Genre : Angst, Romance, Drama

Warning: Typos, Full of Drama, Explicit Sexual Content, Explicit Language, Suspense, etc


It Can't be

"Karin, apa kau yakin akan melakukan ini?". Suigetsu merasa tertekan dengan rencana teman wanitanya. Mereka sedang dalam perjalanan menuju ke salah satu wedding vendor yang ada di kota Hokkaido.

"Apa kau pikir aku ke sini hanya untuk bersenang-senang?". Karin mendengus kesal. "Aku harus menyelesaikan ini secepatnya sebelum semuanya terlambat".

"Paling tidak beritahu kami tujuanmu!". Suigetsu juga ikut kesal. "Kau juga penasaran kan, Juugo?". Tanyanya pada satu lagi temannya yang sedang menyetir.

"Tidak juga". Jawab Juugo singkat.

"Cih, kau seperti mayat hidup saja... apa kau sama sekali tak tertarik pada hal lain selain binatang?".

"Lakukan saja sesuai rencana, Suigetsu! Kau tak perlu cemas, karena aku yang akan menanggung semua akibatnya". Karin dengan tenang mencoba menenangkan pria bergigi runcing itu.

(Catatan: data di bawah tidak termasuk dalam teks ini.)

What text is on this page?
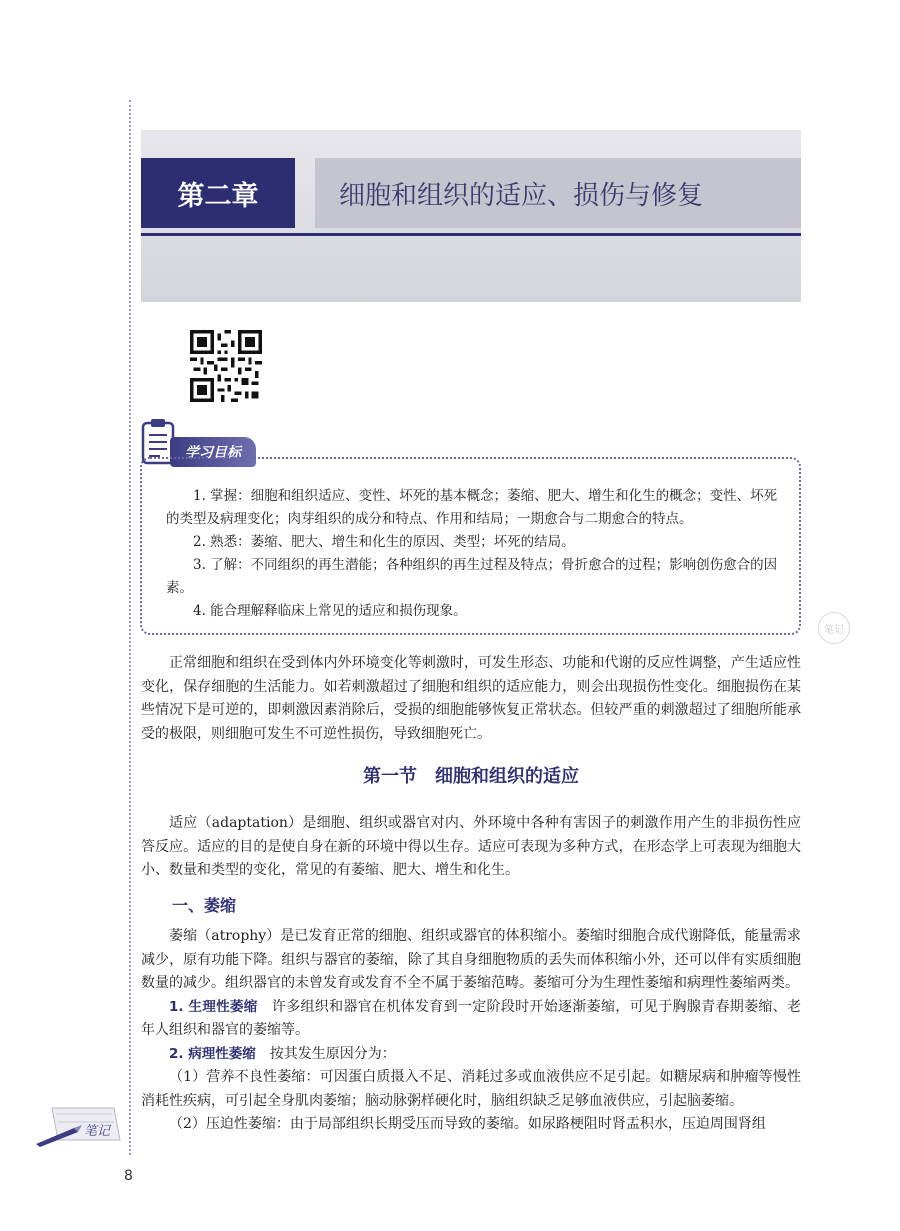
第二章	细胞和组织的适应、损伤与修复
学习目标

1. 掌握：细胞和组织适应、变性、坏死的基本概念；萎缩、肥大、增生和化生的概念；变性、坏死的类型及病理变化；肉芽组织的成分和特点、作用和结局；一期愈合与二期愈合的特点。

2. 熟悉：萎缩、肥大、增生和化生的原因、类型；坏死的结局。

3. 了解：不同组织的再生潜能；各种组织的再生过程及特点；骨折愈合的过程；影响创伤愈合的因素。

4. 能合理解释临床上常见的适应和损伤现象。

笔记

正常细胞和组织在受到体内外环境变化等刺激时，可发生形态、功能和代谢的反应性调整，产生适应性变化，保存细胞的生活能力。如若刺激超过了细胞和组织的适应能力，则会出现损伤性变化。细胞损伤在某些情况下是可逆的，即刺激因素消除后，受损的细胞能够恢复正常状态。但较严重的刺激超过了细胞所能承受的极限，则细胞可发生不可逆性损伤，导致细胞死亡。

第一节　细胞和组织的适应

适应（adaptation）是细胞、组织或器官对内、外环境中各种有害因子的刺激作用产生的非损伤性应答反应。适应的目的是使自身在新的环境中得以生存。适应可表现为多种方式，在形态学上可表现为细胞大小、数量和类型的变化，常见的有萎缩、肥大、增生和化生。

一、萎缩

萎缩（atrophy）是已发育正常的细胞、组织或器官的体积缩小。萎缩时细胞合成代谢降低，能量需求减少，原有功能下降。组织与器官的萎缩，除了其自身细胞物质的丢失而体积缩小外，还可以伴有实质细胞数量的减少。组织器官的未曾发育或发育不全不属于萎缩范畴。萎缩可分为生理性萎缩和病理性萎缩两类。

1. 生理性萎缩　许多组织和器官在机体发育到一定阶段时开始逐渐萎缩，可见于胸腺青春期萎缩、老年人组织和器官的萎缩等。

2. 病理性萎缩　按其发生原因分为：

（1）营养不良性萎缩：可因蛋白质摄入不足、消耗过多或血液供应不足引起。如糖尿病和肿瘤等慢性消耗性疾病，可引起全身肌肉萎缩；脑动脉粥样硬化时，脑组织缺乏足够血液供应，引起脑萎缩。

（2）压迫性萎缩：由于局部组织长期受压而导致的萎缩。如尿路梗阻时肾盂积水，压迫周围肾组

笔记
8
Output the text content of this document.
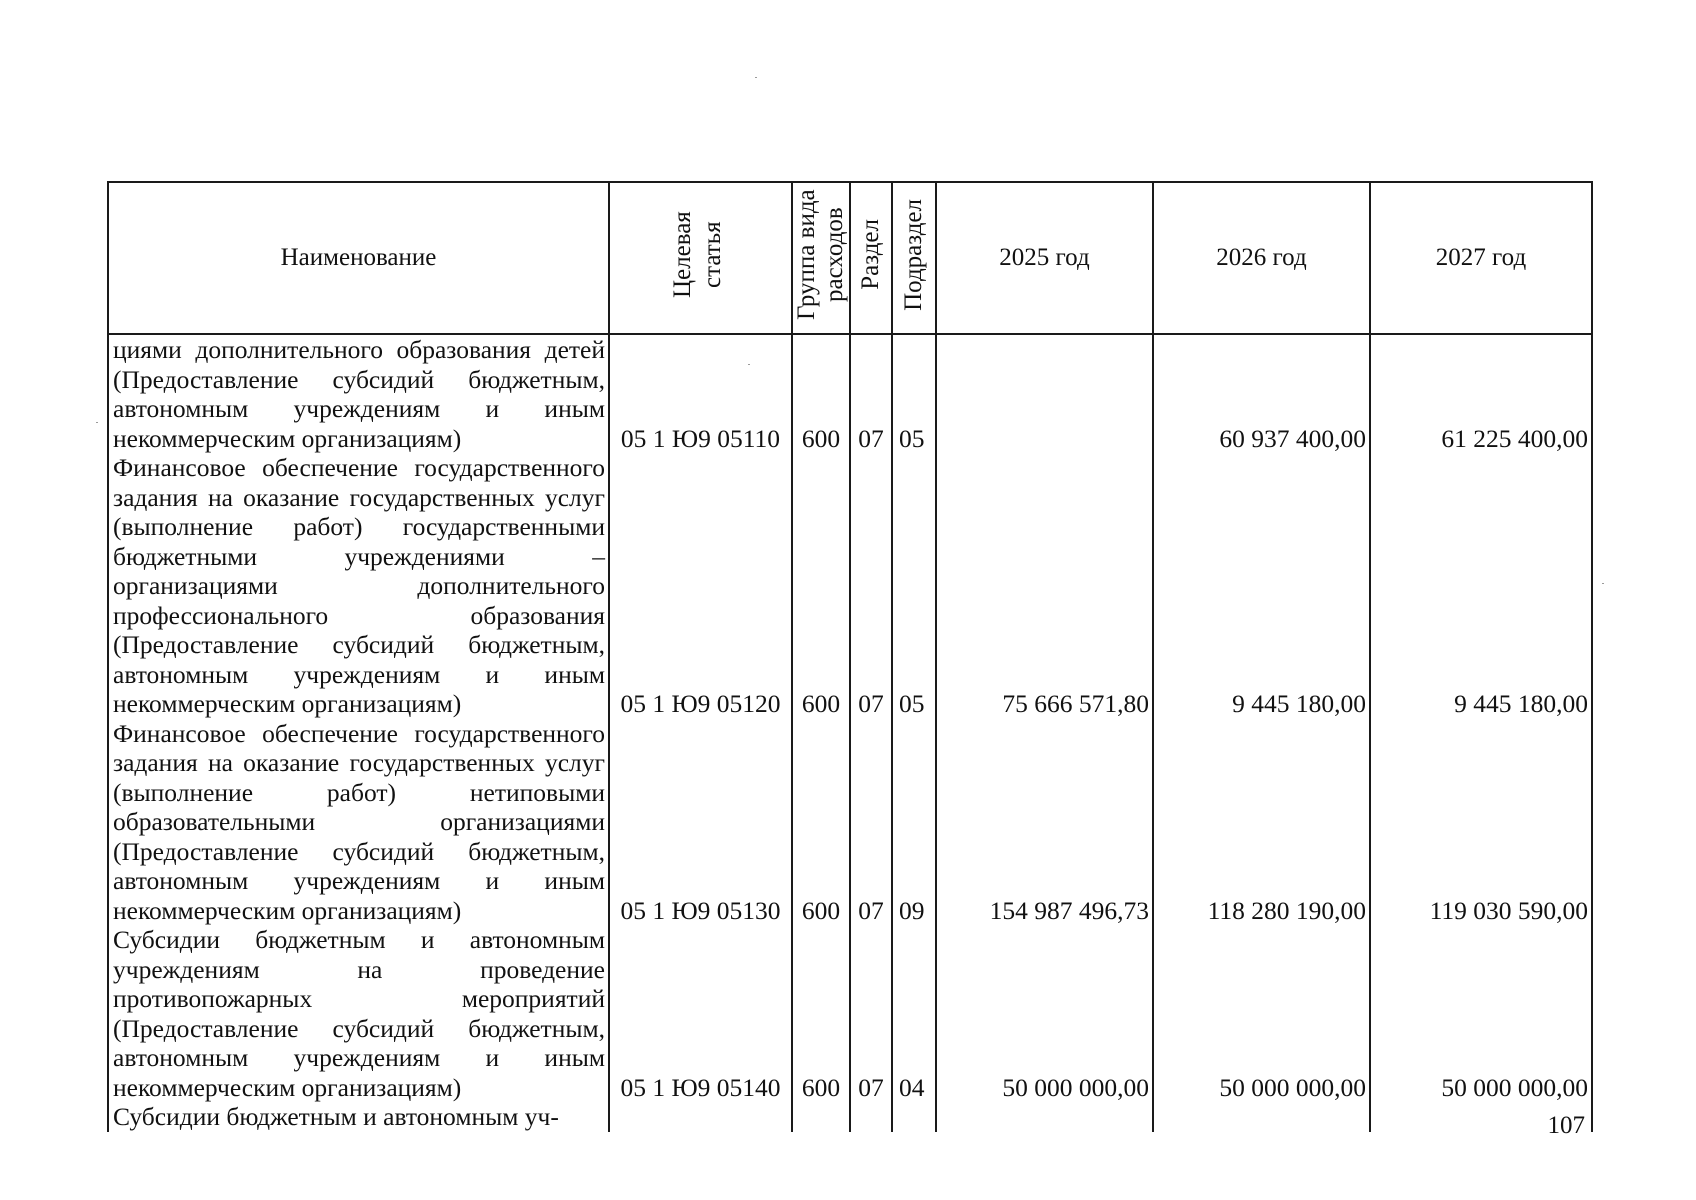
Наименование	Целевая статья	Группа вида расходов	Раздел	Подраздел	2025 год	2026 год	2027 год
циями дополнительного образования детей (Предоставление субсидий бюджетным, автономным учреждениям и иным некоммерческим организациям)	05 1 Ю9 05110	600	07	05		60 937 400,00	61 225 400,00
Финансовое обеспечение государственного задания на оказание государственных услуг (выполнение работ) государственными бюджетными учреждениями – организациями дополнительного профессионального образования (Предоставление субсидий бюджетным, автономным учреждениям и иным некоммерческим организациям)	05 1 Ю9 05120	600	07	05	75 666 571,80	9 445 180,00	9 445 180,00
Финансовое обеспечение государственного задания на оказание государственных услуг (выполнение работ) нетиповыми образовательными организациями (Предоставление субсидий бюджетным, автономным учреждениям и иным некоммерческим организациям)	05 1 Ю9 05130	600	07	09	154 987 496,73	118 280 190,00	119 030 590,00
Субсидии бюджетным и автономным учреждениям на проведение противопожарных мероприятий (Предоставление субсидий бюджетным, автономным учреждениям и иным некоммерческим организациям)	05 1 Ю9 05140	600	07	04	50 000 000,00	50 000 000,00	50 000 000,00
Субсидии бюджетным и автономным уч-								107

"Sasuke benar-benar akan membunuhku nanti". Suigetsu gigit jari membayangkan apa yang akan terjadi padanya.

It Can't be

"Jika kau tak ingin melakukan pernikahan ini maka kau tak perlu melakukannya, Gaara!". Sasori sedikit menaikkan suaranya di depan pintu kamar di mana Gaara berada. Sudah 2 hari keponakannya itu mengurung diri. Dan sekarang ia harus angkat bicara. Setelah dua hari sejak Gaara pulang dari makan malam bersama Hinata Hyuuga dan juga sejak anak itu melemparkan sebuah flash disk padanya, ia bungkam. Rahasia yang selama ini sudah ia coba sembunyikan dan tutup rapat akhirnya terbongkar. Fakta tentang kematian Rasa, ayah dari sabaku bersaudara. "Dan jika kau ingin tahu segalanya, aku akan memberitahumu sekarang". Lanjutnya. Tapi masih tak ada respon dari dalam. "Aku melakukan ini semua untuk melindungi kalian".

"Dia siapa paman?". Temari dengan raut wajah sedih menghampiri Sasori. "Siapa orang itu?". Ia, Kankuro dan Sasori sudah melihat isi flashdisk itu. Di sana mereka melihat beberapa video dari rekaman cctv. Lebih tepatnya rekaman cctv dari pembunuhan yang terjadi pada ayahnya sepuluh tahun silam. Seseorang menjerat leher ayahnya dengan tali. Dan orang itu menggantung mayat ayahnya seolah-olah ayahnya tewas karena gantung diri. Dan dari rekaman itu terlihat jelas, jika beberapa saat setelah kejadian itu, dua orang masuk ke ruangan dimana ayahnya berada dan melihat pelaku. Mereka adalah Uchiha Fugaku dan juga pamannya sendiri, Sasori. Dari potongan video yang lain, pamannya terlihat mengejar pelaku dan Uchiha Fugaku mencoba menurunkan mayat ayahnya. "Katakan pada kami semuanya, paman!".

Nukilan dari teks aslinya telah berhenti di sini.